A world renown tourist destination, South Lake Tahoe on the Nevada-California line is dominated in summer by gamblers, boaters and beach goers. In winter, by gamblers, skiers and snowboarders.
But beneath the facade of a tourist town, where workers come and go with each passing season, is a tight-knit community that never forgot Jaycee Lee Dugard, a little girl who loved the color pink.
Her mother, Terry Probyn, and stepfather, Carl, were relative newcomers to the Tahoe community.
"They were brand new to the district," Sue Bush, Jaycee's fifth grade teacher, said Friday. "I met them at parent-teacher conference twice."
But the community shared their nightmare and embraced them, holding fundraisers, putting up fliers and adorning the town in pink ribbons to keep Jaycee in their hearts after she was kidnapped June 10, 1991.
In 2001, 10 years later, more than 100 people marched on U.S. 50, the main `highway through town, in a pink ribbon parade to remember the little girl and raise awareness of child safety and Jaycees' unsolved kidnapping.
Terry Probyn, who left Tahoe in 1998 and moved to Southern California, returned for the anniversary.
"Someone out there knows what happened," she said at the time. "We need peace. Give us that gift."
It arrived, out of the blue, Wednesday night when she received a call from investigators, saying her daughter had been found alive. Nearly two decades of questions, what ifs, and suspicions against Dugard's stepfather, Carl Probyn, were replaced by tears of joy.
Phillip Garrido, 58, and his 54-year-old wife, Nancy, were arrested last week on suspicion of abducting Dugard. They pleaded not guilty Friday to a total of 29 counts, including forcible abduction, rape and false imprisonment.
Investigators said Dugard was taken to a house in Antioch, 170 miles from home, where she was kept hidden from the world in a secret, leafy backyard, where she lived in a shed compound.
In South Lake Tahoe, the shy girl last seen in a pink jacket and pink stretch pants is in everyone's hearts again, this time as a grown woman, now 29, and the mother of two children fathered by her alleged abductor.
Joy that she was alive was mixed with anxiety about her physical and emotional well-being, and sadness over the loss of youth and innocence.
"I used to drive by that bus stop all the time," Sue Pritchett, a retired South Lake Tahoe middle school teacher, said while talking with a friend in Dugard's old neighborhood.

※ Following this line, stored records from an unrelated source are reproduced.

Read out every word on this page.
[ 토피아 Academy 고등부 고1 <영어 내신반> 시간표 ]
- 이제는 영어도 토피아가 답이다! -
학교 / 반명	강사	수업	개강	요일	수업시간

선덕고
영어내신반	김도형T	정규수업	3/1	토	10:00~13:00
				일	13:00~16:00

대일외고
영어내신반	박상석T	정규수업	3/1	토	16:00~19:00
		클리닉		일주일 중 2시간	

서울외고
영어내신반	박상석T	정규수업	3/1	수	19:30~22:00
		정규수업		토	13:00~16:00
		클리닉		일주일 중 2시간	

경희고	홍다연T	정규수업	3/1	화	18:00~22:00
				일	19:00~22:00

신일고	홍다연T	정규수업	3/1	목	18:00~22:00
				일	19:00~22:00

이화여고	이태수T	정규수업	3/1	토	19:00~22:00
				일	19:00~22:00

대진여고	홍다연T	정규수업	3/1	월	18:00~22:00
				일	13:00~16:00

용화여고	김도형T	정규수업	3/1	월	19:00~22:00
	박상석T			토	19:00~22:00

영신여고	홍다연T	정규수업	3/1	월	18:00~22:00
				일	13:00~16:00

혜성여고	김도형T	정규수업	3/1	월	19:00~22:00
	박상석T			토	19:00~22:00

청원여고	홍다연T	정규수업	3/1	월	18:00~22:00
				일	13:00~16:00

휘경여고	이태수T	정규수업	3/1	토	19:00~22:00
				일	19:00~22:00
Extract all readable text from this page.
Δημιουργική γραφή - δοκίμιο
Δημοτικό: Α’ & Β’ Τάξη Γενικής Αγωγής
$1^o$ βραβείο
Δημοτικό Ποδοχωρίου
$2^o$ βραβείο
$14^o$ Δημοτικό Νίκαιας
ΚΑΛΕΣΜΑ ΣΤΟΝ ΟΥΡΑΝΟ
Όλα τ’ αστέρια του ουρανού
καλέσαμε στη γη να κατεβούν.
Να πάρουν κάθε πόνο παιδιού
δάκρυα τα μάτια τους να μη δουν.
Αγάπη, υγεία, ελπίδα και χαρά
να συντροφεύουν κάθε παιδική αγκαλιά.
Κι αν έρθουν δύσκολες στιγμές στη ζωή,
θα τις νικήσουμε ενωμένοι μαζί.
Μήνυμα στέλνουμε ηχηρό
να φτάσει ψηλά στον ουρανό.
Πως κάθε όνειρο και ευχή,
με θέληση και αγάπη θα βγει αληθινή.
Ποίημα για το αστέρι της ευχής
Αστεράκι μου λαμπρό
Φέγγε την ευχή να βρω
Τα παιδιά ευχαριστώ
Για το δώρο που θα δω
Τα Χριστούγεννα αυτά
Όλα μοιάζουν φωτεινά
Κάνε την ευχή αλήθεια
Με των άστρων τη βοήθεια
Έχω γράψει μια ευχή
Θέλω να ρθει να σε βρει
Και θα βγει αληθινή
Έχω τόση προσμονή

"I'm absolutely ecstatic that she's been found," Pritchett said. "But I hope she's OK."
On Friday, Sue Bush, Jaycee's fifth-grade teacher at Meyers Elementary School, recalled the nightmare that day when one of her students didn't show up.
"We got the call just before class started," she told The Associated Press. "Some of the kids already knew about it because they had witnessed it at the bus stop. The kids were very agitated and upset.
"We brought in counselors, and during the week we wrote letters to Jaycee and her mom. We kept her chair and desk set up."
The school, now called Lake Tahoe Environmental Science Magnet School, has a memory garden out front, that started as Jaycee's Garden, said former Principal Karen Gillis-Tinlin.
Butterflies painted on the walls symbolize students who have died. There are four; one was for Jaycee.
James Tarwater, school district superintendent, said news of Dugard's reappearance was shocking and disturbing at the same time.
"I think about all the students I've had and watched grow during the last 18 years," he said. "You think of their potential."
Potential denied Jaycee.
Bush, her former teacher, agreed.
"We're all happy she's back. But it's a life ruined," she said sadly.
"I hope in a few weeks, months, whatever it takes, I'll actually be able to talk to Jaycee and Terry," she said. "Terry never gave up hope."
Gillis-Tinlin said Dugard's rescue "is a wonderful ending," but more importantly, "a beginning of the next segment of her life."
South Lake Tahoe, she said, will again bloom in pink bows and ribbons - this time in celebration of a life renewed.